Domenico Amalfitano, dopo quattro legislature come deputato della DC fino al 1992 e una fugace esperienza come sottosegretario al ministero dell’Istruzione, si è lanciato in un’analisi sorprendentemente ottimista. Parlando della qualità dei candidati, ha affermato che «non esprimono un granché», mentre per le candidature a sindaco sembra che la politica locale stia per affrontare un miglioramento, addirittura promettendo qualche “sorpresa” in vista di una gestione amministrativa più seria. Ma chissà quali sorprese avrà in mente, magari un giro di magia?!
Amalfitano sogna, oh come sogna! Un’amministrazione «più serena e meno conflittuale», dove i politici sappiano interpretare i bisogni collettivi con rinnovato fervore. Non si dirige verso un’utopia, ma verso la realtà di Taranto, che lui descrive come una città «seduta, depressa, scoraggiata e frammentata». A questo punto, sembra che il problema principale sia l’emigrazione dei giovani, ma i suoi appelli a una maggiore comprensione delle dinamiche locali suonano come un eco lontano in una valle desolata. Chi lo ascolta, però, potrebbe chiedersi: sarà sufficiente per rilanciare questa città ?
Passiamo a Salvatore Toma, presidente di Confindustria Taranto, che si dimostra un vero amante del dialogo continuo. Ha presentato il suo programma a tutti i candidati sindaco – perché, si sa, più proposte ci sono, meglio è! La sua idea di istituire un “tavolo permanente” dove discutere con gli attori del territorio è l’apoteosi del “parliamone”, mentre la città affonda in promesse vuote. E quando si parla del rigassificatore, Toma rivela un’intelligenza che rasenta il geniale: «Va fatto se serve alla decarbonizzazione». Ma sorpresa! È sempre facile parlare di decarbonizzazione quando non sei il diretto interessato delle ripercussioni ecologiche e sociali!

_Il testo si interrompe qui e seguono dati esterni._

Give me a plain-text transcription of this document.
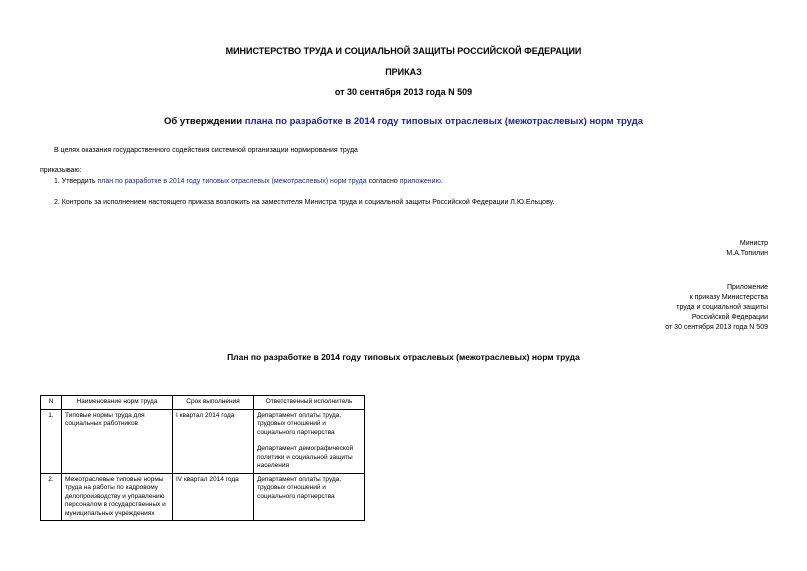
МИНИСТЕРСТВО ТРУДА И СОЦИАЛЬНОЙ ЗАЩИТЫ РОССИЙСКОЙ ФЕДЕРАЦИИ
ПРИКАЗ
от 30 сентября 2013 года N 509
Об утверждении плана по разработке в 2014 году типовых отраслевых (межотраслевых) норм труда
В целях оказания государственного содействия системной организации нормирования труда
приказываю:
1. Утвердить план по разработке в 2014 году типовых отраслевых (межотраслевых) норм труда согласно приложению.
2. Контроль за исполнением настоящего приказа возложить на заместителя Министра труда и социальной защиты Российской Федерации Л.Ю.Ельцову.
Министр
М.А.Топилин
Приложение
к приказу Министерства
труда и социальной защиты
Российской Федерации
от 30 сентября 2013 года N 509
План по разработке в 2014 году типовых отраслевых (межотраслевых) норм труда
N	Наименование норм труда	Срок выполнения	Ответственный исполнитель
1.	Типовые нормы труда для социальных работников	I квартал 2014 года	Департамент оплаты труда, трудовых отношений и социального партнерства
Департамент демографической политики и социальной защиты населения

2.	Межотраслевые типовые нормы труда на работы по кадровому делопроизводству и управлению персоналом в государственных и муниципальных учреждениях	IV квартал 2014 года	Департамент оплаты труда, трудовых отношений и социального партнерства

L’attore tarantino Massimo Cimaglia, nel suo profondo scibile, ci mette in guardia contro il «frazionamento eccessivo» delle forze politiche, che sembra generare una bella dose di sfiducia tra i cittadini. «Taranto ha bisogno di essere raccontata e vissuta senza che i tarantini si sentano brutti», afferma, mentre ridacchia di fronte al lento risveglio della consapevolezza del valore della propria città . E che dire del fatto che finora non ha sentito spesso la parola “cultura” dai candidati? Ma come! È come andare al mare e scoprire che l’acqua è fresca. Chissà , forse i candidati pensano che l’arte sia un optional e non un elemento fondamentale per attrarre chi si degna di vivere in Taranto.
In tutto questo, ci rimane solo da sperare che non rimanga tutto in un brodo di giuggiole. Taranto meriterebbe di più, ma fino a quando si continuerà a trattare la cultura come un progetto da mette da parte, i tarantini continueranno a vedere passare, con un’alzata di spalle e una risata amara, i bei tempi che furono.